At the beginning of fiscal 2010, the company adopted FASB guidance that amends the factors that should be considered in developing renewal or extension assumptions used in determining the useful life of recognized intangible assets and apply to (1) intangible assets that are acquired individually or with a group of other assets, and (2) intangible assets acquired in both business combinations and asset acquisitions. Entities estimating the useful life of a recognized intangible asset must consider their historical experience in renewing or extending similar arrangements or, in the absence of historical experience, must consider assumptions that market participants would use about renewal or extension. As this guidance applies only to assets acquired in the future, the company is not able to predict the impact, if any, on the company’s consolidated results of operations, financial condition or cash flows.
As of July 31, 2009, the company adopted FASB guidance which establishes general standards of accounting for and disclosure of events that occur after the balance sheet date but before financial statements are issued or are available to be issued. In particular, this guidance sets forth: (1) the period after the balance sheet date during which management of a reporting entity should evaluate events or transactions that may occur for potential recognition or disclosure in the financial statements; (2) the circumstances under which an entity should recognize events or transactions occurring after the balance sheet date in its financial statements and (3) the disclosures that an entity should make about events or transactions that occurred after the balance sheet date. The adoption of this guidance did not have a material impact on the company’s consolidated results of operations, financial condition or cash flows. In accordance with this guidance, the company has evaluated subsequent events through the date and time the financials were issued on December 4, 2009.
In June 2009, the FASB amended its guidance on accounting for variable interest entities. This guidance alters the approach to determining the primary beneficiary of a variable interest entity and requires companies to more frequently assess whether they must consolidate variable interest entities. The guidance is effective for the first annual reporting period beginning after November 15, 2009 and for interim periods within that first annual reporting period. The company will adopt this guidance on February 1, 2010 and is currently assessing the potential impacts, if any, on its financial statements and disclosures.

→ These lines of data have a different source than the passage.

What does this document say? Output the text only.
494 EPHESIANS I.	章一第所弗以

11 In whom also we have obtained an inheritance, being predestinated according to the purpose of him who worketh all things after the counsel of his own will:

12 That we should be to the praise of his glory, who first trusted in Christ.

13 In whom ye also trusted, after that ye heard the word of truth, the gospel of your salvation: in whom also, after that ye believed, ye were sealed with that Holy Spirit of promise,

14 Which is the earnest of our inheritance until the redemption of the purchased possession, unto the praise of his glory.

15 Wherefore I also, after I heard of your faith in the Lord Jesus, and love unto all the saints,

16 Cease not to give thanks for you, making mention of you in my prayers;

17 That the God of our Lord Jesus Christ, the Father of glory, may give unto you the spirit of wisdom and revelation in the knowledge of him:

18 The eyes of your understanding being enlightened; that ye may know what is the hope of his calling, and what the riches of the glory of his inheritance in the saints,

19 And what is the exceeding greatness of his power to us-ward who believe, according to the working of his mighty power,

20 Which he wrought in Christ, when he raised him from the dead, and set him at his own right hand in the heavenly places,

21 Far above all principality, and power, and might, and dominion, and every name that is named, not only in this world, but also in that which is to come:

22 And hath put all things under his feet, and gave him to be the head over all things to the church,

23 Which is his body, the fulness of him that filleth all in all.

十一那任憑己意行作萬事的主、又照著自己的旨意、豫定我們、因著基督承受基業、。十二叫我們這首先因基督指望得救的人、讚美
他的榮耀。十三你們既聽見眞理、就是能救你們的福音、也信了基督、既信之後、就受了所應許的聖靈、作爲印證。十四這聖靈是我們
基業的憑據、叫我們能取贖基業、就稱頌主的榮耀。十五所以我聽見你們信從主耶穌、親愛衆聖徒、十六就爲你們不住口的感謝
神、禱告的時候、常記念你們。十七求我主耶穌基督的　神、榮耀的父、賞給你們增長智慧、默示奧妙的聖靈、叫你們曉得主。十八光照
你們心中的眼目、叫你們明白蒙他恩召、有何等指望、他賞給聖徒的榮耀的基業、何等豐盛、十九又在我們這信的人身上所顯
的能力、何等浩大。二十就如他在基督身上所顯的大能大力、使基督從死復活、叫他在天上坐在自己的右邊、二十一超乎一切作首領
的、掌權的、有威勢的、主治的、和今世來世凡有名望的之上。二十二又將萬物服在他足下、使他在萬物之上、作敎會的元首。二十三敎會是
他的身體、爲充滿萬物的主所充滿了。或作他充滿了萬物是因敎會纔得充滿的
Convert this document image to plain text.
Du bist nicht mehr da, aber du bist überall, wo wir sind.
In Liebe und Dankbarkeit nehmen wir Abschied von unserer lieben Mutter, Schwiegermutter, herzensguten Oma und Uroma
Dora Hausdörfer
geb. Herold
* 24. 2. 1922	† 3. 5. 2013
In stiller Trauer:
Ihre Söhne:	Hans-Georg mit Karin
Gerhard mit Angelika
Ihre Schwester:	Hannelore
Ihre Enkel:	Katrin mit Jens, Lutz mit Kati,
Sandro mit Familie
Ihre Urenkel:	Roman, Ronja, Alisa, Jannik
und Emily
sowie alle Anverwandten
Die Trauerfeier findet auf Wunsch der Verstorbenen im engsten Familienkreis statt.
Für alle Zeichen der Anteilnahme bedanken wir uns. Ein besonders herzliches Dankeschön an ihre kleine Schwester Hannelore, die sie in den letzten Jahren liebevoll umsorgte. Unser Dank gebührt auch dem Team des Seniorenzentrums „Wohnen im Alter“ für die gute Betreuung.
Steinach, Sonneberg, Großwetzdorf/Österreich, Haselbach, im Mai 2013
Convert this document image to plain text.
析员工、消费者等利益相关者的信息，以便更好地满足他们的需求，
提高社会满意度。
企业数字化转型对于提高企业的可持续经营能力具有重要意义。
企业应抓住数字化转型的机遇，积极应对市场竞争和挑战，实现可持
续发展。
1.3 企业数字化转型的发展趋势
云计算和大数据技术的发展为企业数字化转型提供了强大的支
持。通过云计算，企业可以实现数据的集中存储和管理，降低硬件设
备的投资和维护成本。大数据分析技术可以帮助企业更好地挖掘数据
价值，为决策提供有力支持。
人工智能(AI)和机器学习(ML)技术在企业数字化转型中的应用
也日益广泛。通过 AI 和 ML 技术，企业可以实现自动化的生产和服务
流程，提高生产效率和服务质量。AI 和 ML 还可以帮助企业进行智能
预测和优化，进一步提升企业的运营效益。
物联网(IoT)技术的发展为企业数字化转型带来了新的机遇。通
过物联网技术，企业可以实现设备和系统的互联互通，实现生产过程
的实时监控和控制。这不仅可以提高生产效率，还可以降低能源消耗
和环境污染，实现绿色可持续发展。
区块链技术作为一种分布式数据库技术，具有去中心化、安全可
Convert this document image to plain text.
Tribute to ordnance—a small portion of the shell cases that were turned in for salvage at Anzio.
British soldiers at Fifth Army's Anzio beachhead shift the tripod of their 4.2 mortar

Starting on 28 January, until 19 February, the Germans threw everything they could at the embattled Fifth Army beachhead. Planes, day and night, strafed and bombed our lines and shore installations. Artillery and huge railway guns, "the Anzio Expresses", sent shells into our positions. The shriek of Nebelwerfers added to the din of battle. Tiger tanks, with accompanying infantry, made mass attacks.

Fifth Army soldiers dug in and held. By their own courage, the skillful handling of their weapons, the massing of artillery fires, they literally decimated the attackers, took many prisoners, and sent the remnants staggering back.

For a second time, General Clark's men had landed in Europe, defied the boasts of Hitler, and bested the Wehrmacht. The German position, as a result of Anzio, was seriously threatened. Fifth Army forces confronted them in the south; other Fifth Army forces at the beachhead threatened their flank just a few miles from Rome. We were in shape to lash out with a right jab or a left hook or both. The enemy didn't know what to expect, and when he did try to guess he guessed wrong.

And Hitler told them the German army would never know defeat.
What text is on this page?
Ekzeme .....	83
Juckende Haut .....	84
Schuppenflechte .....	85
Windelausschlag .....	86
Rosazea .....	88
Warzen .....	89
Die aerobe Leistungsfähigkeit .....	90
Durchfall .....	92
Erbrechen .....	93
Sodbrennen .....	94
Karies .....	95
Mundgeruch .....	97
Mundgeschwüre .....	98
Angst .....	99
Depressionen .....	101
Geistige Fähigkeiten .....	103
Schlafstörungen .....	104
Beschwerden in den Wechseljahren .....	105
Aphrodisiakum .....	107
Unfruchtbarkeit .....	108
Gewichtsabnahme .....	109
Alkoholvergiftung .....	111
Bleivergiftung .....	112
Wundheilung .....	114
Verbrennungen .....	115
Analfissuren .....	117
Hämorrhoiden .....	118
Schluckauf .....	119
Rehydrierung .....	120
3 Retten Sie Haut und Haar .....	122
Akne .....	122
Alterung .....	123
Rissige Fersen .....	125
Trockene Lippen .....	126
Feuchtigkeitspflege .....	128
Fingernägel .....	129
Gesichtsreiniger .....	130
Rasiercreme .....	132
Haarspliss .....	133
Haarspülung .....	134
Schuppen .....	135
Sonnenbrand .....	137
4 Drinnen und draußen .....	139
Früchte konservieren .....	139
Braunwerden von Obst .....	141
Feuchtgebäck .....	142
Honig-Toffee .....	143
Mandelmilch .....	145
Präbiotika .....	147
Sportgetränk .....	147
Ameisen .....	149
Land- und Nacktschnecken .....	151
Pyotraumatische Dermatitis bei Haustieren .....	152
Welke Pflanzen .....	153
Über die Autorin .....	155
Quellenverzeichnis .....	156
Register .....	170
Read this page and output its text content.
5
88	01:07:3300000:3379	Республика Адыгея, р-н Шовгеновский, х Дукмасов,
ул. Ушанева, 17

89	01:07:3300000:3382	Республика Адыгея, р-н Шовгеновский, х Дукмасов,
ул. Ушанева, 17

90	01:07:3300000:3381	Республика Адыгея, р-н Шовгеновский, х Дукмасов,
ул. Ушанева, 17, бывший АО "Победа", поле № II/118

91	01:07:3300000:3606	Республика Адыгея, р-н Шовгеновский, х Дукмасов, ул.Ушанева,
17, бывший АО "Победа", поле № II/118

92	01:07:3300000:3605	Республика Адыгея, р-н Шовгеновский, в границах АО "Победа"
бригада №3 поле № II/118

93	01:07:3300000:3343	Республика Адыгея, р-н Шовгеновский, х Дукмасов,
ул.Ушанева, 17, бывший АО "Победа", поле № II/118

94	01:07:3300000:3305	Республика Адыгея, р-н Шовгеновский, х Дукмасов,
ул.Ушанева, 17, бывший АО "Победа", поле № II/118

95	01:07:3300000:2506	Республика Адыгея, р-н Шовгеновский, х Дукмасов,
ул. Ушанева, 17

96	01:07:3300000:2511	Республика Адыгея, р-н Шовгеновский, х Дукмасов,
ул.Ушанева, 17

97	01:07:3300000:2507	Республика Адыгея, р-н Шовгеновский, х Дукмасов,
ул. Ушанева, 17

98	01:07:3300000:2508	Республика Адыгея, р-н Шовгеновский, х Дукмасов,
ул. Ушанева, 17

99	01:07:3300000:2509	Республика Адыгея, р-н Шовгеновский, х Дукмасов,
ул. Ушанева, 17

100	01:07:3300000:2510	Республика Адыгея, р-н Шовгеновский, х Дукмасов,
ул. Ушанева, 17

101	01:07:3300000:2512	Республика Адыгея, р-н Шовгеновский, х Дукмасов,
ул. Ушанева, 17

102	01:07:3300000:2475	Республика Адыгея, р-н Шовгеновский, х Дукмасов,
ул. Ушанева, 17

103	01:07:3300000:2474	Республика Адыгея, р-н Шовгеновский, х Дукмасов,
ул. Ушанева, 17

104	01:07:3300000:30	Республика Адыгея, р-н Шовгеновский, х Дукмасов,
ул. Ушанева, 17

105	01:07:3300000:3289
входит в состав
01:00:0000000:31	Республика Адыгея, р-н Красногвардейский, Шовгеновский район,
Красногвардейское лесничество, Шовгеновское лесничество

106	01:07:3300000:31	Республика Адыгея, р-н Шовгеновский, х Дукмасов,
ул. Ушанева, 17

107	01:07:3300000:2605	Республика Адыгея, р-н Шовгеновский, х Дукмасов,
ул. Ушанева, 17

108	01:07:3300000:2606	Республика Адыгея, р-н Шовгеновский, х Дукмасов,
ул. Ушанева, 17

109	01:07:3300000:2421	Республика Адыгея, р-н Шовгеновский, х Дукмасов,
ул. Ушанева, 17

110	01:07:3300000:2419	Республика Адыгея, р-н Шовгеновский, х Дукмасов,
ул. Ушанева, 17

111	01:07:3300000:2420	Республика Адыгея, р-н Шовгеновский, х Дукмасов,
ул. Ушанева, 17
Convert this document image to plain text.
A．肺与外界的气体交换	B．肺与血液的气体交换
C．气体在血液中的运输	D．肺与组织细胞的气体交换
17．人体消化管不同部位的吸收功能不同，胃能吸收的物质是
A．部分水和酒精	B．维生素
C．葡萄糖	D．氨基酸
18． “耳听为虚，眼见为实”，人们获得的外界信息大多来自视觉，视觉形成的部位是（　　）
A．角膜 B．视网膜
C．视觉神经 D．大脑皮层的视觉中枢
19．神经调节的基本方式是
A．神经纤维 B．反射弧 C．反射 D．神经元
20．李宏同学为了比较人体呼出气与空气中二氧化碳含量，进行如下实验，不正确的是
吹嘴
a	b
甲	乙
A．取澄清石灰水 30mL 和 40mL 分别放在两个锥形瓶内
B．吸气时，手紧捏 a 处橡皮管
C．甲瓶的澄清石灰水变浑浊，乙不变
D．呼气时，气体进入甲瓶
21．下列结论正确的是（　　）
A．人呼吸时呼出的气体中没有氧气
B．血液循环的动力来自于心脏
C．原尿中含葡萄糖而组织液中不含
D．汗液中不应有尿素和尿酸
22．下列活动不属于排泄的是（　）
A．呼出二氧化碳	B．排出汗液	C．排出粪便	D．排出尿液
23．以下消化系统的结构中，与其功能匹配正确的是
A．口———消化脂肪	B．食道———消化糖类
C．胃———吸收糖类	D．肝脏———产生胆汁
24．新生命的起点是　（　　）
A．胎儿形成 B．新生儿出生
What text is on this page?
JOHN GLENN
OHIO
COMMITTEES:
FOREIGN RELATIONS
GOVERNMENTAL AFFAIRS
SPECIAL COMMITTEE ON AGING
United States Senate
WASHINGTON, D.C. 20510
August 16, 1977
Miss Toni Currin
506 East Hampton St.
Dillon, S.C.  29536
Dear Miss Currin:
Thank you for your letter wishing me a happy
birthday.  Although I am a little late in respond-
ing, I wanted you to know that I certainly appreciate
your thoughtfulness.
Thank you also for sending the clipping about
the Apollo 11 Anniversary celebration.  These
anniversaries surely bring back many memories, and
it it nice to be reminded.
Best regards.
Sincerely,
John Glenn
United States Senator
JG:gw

In October 2009, the FASB issued guidance on the accounting for multiple-deliverable revenue arrangements. This guidance establishes a selling price hierarchy for determining the selling price of a deliverable; eliminates the residual method of allocation and requires arrangement consideration be allocated at the inception of the arrangement to all deliverables using the relative selling price method; and requires a vendor to determine its best estimate of selling price in a manner consistent with that used to determine the selling price of the deliverable on a stand alone basis. This guidance also expands the required disclosures related to a vendor’s multiple-deliverable revenue arrangements. The guidance is effective beginning February 1, 2011 with early adoption permitted. The company has adopted the new guidance prospectively from the beginning of the fiscal year and determined that there is no material impact on its consolidated results of operations, financial condition, cash flows, or disclosures.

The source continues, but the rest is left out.